Question

Construct 3 equations starting with $x=2$.

Answer 1

Hint:We have to start with $x=2$, so initially our LHS is equal to $''x''$and RHS is equal to “2”. To get three equations perform any three operations to both the left hand side and right hand side of the equation one by one.

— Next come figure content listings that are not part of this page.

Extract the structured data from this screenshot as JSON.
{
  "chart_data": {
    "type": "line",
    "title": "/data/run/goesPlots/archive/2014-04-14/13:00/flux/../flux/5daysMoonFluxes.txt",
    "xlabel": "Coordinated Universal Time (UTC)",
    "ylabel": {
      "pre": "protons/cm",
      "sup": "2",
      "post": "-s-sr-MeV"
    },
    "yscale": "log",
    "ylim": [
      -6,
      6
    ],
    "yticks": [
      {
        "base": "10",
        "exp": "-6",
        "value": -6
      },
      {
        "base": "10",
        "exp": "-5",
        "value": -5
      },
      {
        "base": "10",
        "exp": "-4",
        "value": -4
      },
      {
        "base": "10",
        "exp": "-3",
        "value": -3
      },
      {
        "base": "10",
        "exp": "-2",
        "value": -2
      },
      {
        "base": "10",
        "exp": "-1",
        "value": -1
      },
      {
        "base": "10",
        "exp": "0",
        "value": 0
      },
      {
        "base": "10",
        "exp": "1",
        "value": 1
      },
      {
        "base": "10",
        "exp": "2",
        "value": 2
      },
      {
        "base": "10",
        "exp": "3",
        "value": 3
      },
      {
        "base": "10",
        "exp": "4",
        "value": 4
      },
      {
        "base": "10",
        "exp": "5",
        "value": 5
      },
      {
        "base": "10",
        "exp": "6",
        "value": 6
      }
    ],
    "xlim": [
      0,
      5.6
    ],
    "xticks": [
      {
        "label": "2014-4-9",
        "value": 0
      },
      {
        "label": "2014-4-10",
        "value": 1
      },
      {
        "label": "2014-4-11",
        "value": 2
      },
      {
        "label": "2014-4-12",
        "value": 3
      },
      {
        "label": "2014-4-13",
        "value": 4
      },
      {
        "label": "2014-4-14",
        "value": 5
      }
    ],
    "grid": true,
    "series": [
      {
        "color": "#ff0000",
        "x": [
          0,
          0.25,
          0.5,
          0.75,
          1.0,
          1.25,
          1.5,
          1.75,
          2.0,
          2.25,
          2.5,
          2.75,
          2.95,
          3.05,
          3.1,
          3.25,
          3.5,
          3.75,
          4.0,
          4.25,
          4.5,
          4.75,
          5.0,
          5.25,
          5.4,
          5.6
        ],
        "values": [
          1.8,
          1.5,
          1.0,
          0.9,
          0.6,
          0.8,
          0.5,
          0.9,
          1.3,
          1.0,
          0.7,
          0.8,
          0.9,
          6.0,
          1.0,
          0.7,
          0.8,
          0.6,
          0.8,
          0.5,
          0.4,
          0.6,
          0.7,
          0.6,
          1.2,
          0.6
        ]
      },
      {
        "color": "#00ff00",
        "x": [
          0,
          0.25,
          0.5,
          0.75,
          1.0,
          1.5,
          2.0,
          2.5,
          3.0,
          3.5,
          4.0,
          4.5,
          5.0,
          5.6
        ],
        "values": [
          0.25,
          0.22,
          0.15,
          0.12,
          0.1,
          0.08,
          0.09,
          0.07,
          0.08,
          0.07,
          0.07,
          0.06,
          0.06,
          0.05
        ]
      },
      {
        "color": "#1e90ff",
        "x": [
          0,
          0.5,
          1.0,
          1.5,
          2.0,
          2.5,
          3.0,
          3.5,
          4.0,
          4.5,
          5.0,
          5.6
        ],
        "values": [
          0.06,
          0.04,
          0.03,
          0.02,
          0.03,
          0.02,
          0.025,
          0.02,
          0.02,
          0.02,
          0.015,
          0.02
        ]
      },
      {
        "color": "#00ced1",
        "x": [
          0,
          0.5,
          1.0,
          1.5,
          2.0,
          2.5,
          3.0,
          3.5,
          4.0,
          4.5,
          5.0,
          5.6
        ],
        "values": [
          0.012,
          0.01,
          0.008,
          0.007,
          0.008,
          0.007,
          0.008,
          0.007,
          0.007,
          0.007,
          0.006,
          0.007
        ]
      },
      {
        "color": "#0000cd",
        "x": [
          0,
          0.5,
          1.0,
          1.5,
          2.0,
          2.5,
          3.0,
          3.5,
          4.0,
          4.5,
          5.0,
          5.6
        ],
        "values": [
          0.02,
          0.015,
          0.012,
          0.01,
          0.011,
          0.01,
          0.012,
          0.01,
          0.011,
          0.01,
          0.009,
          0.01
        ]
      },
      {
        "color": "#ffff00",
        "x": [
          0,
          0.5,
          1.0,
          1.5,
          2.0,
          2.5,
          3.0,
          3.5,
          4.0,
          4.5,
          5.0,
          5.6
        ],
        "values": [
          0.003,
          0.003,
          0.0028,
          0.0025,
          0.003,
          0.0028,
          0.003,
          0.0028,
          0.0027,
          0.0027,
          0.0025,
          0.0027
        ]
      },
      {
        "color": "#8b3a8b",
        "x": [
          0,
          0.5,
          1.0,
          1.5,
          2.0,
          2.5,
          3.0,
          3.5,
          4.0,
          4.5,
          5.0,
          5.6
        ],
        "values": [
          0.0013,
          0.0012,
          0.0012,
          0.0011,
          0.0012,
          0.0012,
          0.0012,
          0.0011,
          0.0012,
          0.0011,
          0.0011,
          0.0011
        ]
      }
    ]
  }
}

Complete step-by-step answer:
We have to construct three equations separately starting with $x=2$.
An equation is a mathematical sentence that has two equal sides separated by an equality sign. The two signs of the equality sign are called LHS (left hand side) and RHS (right hand side).
$''x=2''$ is also an equation.
We have to form three different equations, so we need to perform three different operations.
Let us 1st equation by adding ‘3’ to both sides of equation $''x=2''$.
On adding 3 to both sides of equation $''x=2''$, we will get,
$\begin{align}
  & x+3=2+3 \\
 & \Rightarrow x+3=5 \\
\end{align}$
This is our first equation which is obtained starting with $''x=2''$.
Now, let us construct the 2nd equation by subtracting ‘2’ to both sides of equation $''x=2''$.
On subtracting ‘2’ from both sides of the equation $''x=2''$ we will get,
$\begin{align}
  & x-2=2-2 \\
 & \Rightarrow x-2=0 \\
\end{align}$
This is our 2nd equation which is obtained starting from $''x=2''$.
Now, let us construct the 3rd equation by multiplying both sides of the equation with 5.
On multiplying both sides of equation $''x=2''$ with 5, we will get,
$\begin{align}
  & 5\times x=5\times 2 \\
 & \Rightarrow 5x=10 \\
\end{align}$
This is our 3rd equation which is obtained starting with $''x=2''$.
Hence, three equations that can be constructed starting from $''x=2''$:
$\begin{align}
  & x+3=5\ and \\
 & x-2=0\ and \\
 & 5x=10 \\
\end{align}$

Note: We can construct infinite such equations starting from $''x=2''$. Be careful that we can perform any operation but we need to perform the same operation to both sides of the equation so that values of the two sides of the equation remain the same. We can also use multiple operations for constructing equations like “ multiply by 4 then add 2 to both sides of the equation”.